"What! drag up-stairs with this heavy boy? Nonsense!" says the captain.
Whereupon Freddy wakes, rubs his eyes, is a little cross at first, after the fashion of sleepy children, but finally says good-night to all and goes off, his little hand clasped in his mother's.
"Here is some one else asleep too!" says Katrine, as she passes the general, who is sitting with his arms crossed and his head sunk on his breast.
"Can you tell me, Jack, whether mummies ever have the rheumatism?" she asks. "Indeed, you had better waken him. I will have the whist-table set out.--And you, sweetheart," she says to Stella, "might unpack your music and sing us something."

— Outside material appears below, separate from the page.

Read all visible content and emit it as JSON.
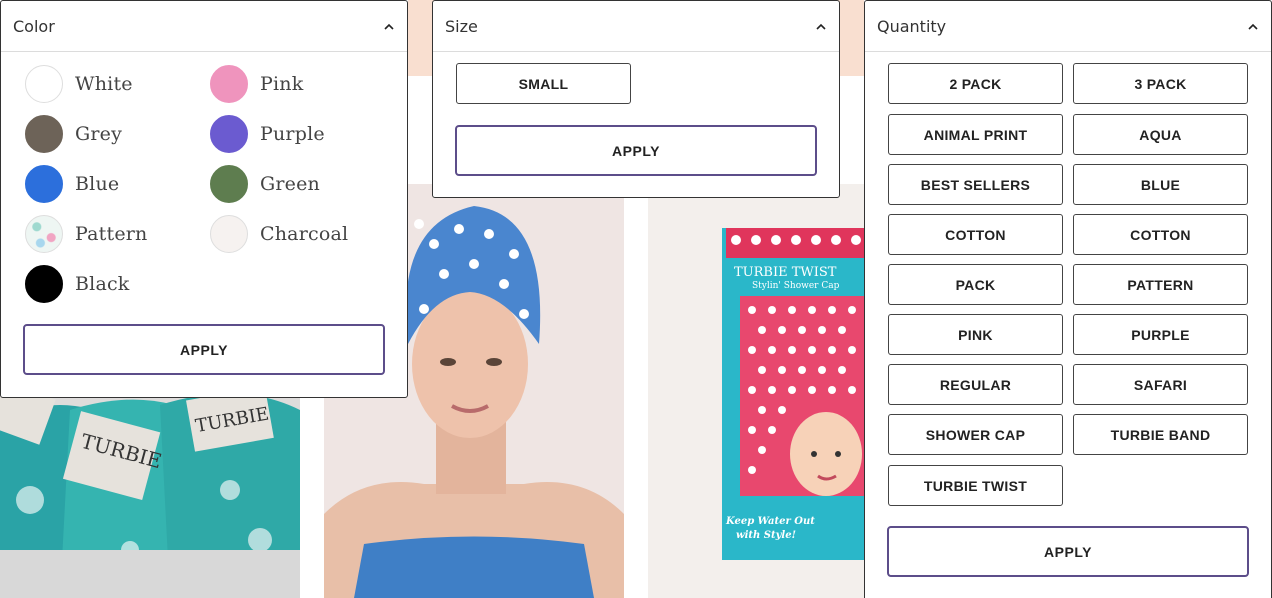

While Stella amiably rises to go with her aunt, and the Baroness makes ready to follow them, murmuring that she must unpack the music herself, or her manuscripts will be all disarranged, Stasy turns to Rohritz:
"What do you say to it all? Did you ever hear such talk from a well-born girl? Such a conversation! Some allowance, to be sure, must be made for her."
But Rohritz simply murmurs, "Poor girl!"
"Yes, she is greatly to be pitied; her training has been deplorable!" sighs Stasy, and then, lowering her voice a little, she adds, "The colonel----"
"What Meineck was he?" Rohritz interrupts her, impatiently. "There are four or five in the army,--sons of a field-marshal, if I am not mistaken. Was he in the dragoons or the Uhlans?"
"Franz Meineck, of the ---- Hussars," says Jack.